Für 100 Euro habe er damals in dem Rheydter Club bei einer 28 Jahre alten Frau für eine Stunde Liebesdienste gebucht. Dann habe er für einen weiteren Hunderter das Vergnügen um eine weitere Stunde verlängert.
"Aber nach etwa 30 Minuten wollte die Frau nicht mehr", erinnerte sich der Angeklagte. Damit war der Kunde keinesfalls einverstanden. Mit den Leistungen der 28-Jährigen sei er nicht zufrieden. Er wolle 50 Euro zurück. Danach habe es im Wohnzimmer des Bordells Palaver gegeben. Aber er habe immer nur die 50 Euro gewollt und das Küchenmesser vom Tisch nur genommen, weil der Freund der 42 Jahre alten Clubchefin danach greifen wollte.
"Ich bin abgehauen und habe das Messer in den Flur geworfen", so der Angeklagte gestern im Gerichtssaal. Den Diebstahl eines Laptops und zweier Mobiltelefonen bestritt er heftig: "Ich hab da gar nichts mitgenommen." Weggelaufen sei er nur, weil er Panik bekam.
Doch die Zeugen erinnerten sich an einen anderen Verlauf der Januarnacht. Sowohl die Clubchefin als auch die 28-Jährige, die mit dem Angeklagten "aufs Zimmer gegangen war", machten gestern klar, dass der Kunde nicht nur 50 Euro verlangt hatte.
"Der hat das ganze Geld gefordert - wegen nicht erbrachter Leistungen", beteuerten die beiden Frauen. "Ich bin Hartz-IV-Empfänger, gib mir mein Geld zurück", soll der enttäuschte Kunde gesagt haben, erinnerte sich die 28-Jährige. Der Angeklagte habe mit dem Messer, das noch vom Apfelschälen übrig geblieben war, gedroht. Als der Angeklagte kein Geld bekam, soll er sich mit dem Laptop und zwei Telefonen davon gemacht haben.

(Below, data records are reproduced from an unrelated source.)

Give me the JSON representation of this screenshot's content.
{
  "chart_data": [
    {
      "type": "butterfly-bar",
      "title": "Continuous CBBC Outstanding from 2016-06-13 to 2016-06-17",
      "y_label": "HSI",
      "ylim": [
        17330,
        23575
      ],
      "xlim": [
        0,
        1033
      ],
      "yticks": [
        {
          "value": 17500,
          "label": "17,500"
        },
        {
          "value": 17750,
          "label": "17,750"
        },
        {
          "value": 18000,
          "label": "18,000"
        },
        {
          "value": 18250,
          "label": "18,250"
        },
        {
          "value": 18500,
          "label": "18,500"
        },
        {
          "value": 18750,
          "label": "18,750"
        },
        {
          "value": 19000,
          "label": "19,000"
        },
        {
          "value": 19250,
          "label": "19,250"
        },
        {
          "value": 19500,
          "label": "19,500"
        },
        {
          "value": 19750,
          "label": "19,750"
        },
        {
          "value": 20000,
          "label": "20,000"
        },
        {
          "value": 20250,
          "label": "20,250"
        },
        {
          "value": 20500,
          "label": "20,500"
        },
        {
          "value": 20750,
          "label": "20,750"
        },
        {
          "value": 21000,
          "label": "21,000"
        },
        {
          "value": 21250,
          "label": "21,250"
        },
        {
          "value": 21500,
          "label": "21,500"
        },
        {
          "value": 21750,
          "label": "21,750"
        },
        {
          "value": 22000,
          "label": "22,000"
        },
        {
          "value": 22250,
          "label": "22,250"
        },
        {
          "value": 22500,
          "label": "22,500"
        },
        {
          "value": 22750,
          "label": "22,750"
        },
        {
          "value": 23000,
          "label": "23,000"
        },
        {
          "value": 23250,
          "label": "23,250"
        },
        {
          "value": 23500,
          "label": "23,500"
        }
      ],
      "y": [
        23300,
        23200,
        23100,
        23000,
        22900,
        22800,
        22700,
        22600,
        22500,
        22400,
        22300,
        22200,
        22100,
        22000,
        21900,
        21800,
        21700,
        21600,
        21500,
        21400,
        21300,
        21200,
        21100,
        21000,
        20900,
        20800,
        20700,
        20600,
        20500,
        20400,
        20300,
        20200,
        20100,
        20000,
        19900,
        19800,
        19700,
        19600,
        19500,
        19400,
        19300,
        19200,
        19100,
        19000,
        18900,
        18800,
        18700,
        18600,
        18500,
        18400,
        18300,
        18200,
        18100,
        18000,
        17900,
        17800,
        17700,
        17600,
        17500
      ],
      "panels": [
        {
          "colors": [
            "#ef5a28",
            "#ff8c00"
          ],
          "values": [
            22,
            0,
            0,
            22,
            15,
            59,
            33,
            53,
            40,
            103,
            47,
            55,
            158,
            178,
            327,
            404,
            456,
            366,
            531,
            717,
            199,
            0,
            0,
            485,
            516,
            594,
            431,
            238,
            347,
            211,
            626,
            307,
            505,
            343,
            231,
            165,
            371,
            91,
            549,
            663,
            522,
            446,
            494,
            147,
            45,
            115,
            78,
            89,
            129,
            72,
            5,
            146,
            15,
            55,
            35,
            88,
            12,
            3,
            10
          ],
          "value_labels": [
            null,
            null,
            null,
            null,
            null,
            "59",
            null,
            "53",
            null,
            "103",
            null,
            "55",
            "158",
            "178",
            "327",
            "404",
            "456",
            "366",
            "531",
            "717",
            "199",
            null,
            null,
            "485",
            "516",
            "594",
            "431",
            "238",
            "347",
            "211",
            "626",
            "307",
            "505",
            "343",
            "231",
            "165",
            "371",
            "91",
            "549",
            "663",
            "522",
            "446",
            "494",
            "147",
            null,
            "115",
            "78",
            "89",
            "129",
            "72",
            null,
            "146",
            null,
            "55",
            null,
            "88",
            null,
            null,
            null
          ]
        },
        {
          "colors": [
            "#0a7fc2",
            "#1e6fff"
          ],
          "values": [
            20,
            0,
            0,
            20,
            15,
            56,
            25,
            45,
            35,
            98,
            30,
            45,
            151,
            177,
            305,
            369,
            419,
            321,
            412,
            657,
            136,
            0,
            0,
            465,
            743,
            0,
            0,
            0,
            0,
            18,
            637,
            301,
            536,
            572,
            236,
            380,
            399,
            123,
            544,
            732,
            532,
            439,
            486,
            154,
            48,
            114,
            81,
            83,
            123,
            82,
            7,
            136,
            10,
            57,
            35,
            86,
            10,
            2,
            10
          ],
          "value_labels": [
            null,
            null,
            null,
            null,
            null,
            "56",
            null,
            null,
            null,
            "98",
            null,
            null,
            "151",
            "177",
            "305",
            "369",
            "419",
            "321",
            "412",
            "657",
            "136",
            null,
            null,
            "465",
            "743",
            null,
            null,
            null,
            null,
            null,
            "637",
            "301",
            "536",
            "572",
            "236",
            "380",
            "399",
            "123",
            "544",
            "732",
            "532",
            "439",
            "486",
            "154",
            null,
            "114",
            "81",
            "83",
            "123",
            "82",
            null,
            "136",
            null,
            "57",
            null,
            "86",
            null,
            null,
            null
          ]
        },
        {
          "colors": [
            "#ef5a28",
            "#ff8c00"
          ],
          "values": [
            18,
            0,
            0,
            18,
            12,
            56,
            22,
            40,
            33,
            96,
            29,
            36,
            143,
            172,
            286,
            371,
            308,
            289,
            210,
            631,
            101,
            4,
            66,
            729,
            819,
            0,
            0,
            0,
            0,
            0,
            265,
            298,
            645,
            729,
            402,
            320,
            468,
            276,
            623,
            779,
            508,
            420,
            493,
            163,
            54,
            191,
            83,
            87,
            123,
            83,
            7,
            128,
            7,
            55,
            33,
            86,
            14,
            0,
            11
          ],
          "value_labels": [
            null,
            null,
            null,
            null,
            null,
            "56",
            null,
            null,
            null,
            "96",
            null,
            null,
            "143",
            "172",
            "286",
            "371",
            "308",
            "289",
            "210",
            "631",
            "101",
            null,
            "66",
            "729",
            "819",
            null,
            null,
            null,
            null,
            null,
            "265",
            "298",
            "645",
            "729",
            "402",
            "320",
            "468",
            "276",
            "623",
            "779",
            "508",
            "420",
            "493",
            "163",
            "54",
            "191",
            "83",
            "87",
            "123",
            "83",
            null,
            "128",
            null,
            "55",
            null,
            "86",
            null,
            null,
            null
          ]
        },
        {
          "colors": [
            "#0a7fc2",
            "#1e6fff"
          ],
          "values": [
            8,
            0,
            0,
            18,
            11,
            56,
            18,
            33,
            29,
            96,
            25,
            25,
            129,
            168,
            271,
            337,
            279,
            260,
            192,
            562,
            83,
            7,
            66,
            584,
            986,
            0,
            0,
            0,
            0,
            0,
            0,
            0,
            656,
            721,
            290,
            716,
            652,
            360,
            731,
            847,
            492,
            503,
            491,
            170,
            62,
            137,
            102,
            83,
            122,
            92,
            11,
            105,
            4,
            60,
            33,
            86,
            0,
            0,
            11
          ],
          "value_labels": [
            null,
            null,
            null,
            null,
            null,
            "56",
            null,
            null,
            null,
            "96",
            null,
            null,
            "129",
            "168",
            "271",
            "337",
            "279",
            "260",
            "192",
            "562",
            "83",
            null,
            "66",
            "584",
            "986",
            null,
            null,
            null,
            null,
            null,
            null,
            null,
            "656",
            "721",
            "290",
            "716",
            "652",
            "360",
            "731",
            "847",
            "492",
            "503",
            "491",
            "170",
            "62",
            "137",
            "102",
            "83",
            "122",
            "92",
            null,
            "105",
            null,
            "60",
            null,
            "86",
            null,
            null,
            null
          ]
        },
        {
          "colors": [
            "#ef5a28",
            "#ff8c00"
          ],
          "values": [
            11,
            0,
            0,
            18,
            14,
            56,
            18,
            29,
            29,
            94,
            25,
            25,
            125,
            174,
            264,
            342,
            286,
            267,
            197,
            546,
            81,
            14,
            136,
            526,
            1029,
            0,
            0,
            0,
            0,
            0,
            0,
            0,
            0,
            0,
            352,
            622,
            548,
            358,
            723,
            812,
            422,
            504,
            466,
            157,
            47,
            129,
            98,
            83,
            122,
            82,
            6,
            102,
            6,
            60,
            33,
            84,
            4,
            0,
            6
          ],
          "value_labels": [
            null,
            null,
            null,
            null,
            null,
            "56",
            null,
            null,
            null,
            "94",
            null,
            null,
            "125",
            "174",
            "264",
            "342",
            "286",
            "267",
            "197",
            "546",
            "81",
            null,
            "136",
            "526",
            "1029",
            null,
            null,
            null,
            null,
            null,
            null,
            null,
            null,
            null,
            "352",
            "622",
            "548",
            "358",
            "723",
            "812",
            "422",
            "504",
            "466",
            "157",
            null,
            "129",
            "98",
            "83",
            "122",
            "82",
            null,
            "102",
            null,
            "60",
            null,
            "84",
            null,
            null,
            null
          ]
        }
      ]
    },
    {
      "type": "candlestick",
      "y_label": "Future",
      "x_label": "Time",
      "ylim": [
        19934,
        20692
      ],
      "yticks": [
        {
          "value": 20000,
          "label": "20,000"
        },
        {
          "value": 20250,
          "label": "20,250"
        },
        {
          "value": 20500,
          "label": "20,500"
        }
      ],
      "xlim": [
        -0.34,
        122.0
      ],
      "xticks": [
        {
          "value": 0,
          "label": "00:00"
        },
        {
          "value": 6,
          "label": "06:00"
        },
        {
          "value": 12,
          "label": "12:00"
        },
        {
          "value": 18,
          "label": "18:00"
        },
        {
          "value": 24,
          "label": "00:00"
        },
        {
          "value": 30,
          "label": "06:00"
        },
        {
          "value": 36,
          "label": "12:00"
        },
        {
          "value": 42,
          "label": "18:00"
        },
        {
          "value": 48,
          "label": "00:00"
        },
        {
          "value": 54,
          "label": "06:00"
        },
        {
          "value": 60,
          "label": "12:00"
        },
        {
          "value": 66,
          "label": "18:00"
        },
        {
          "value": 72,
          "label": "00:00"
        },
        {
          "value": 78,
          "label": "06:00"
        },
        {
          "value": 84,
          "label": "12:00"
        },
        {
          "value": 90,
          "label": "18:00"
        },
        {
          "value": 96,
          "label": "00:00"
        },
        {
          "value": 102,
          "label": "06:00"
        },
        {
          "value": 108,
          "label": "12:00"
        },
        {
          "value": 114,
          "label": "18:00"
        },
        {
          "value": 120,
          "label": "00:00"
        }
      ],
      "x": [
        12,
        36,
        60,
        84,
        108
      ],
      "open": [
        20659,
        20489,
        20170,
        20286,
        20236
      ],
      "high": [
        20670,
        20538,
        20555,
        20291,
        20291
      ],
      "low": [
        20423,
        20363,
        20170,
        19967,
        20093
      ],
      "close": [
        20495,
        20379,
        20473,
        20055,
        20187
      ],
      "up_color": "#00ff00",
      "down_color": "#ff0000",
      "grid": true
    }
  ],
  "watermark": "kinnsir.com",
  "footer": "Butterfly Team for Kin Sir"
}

Am Ende verurteilte die 3. Strafkammer den mehrfach vorbelasteten Arbeitslosen wegen Diebstahls zu einer Geldstrafe von 1000 Euro (100 Tagessätze zu je zehn Euro). Vom Vorwurf des Erpressungsversuch sprachen ihn die Richter frei. und verwiesen dabei auf widersprüchliche Zeugenaussagen.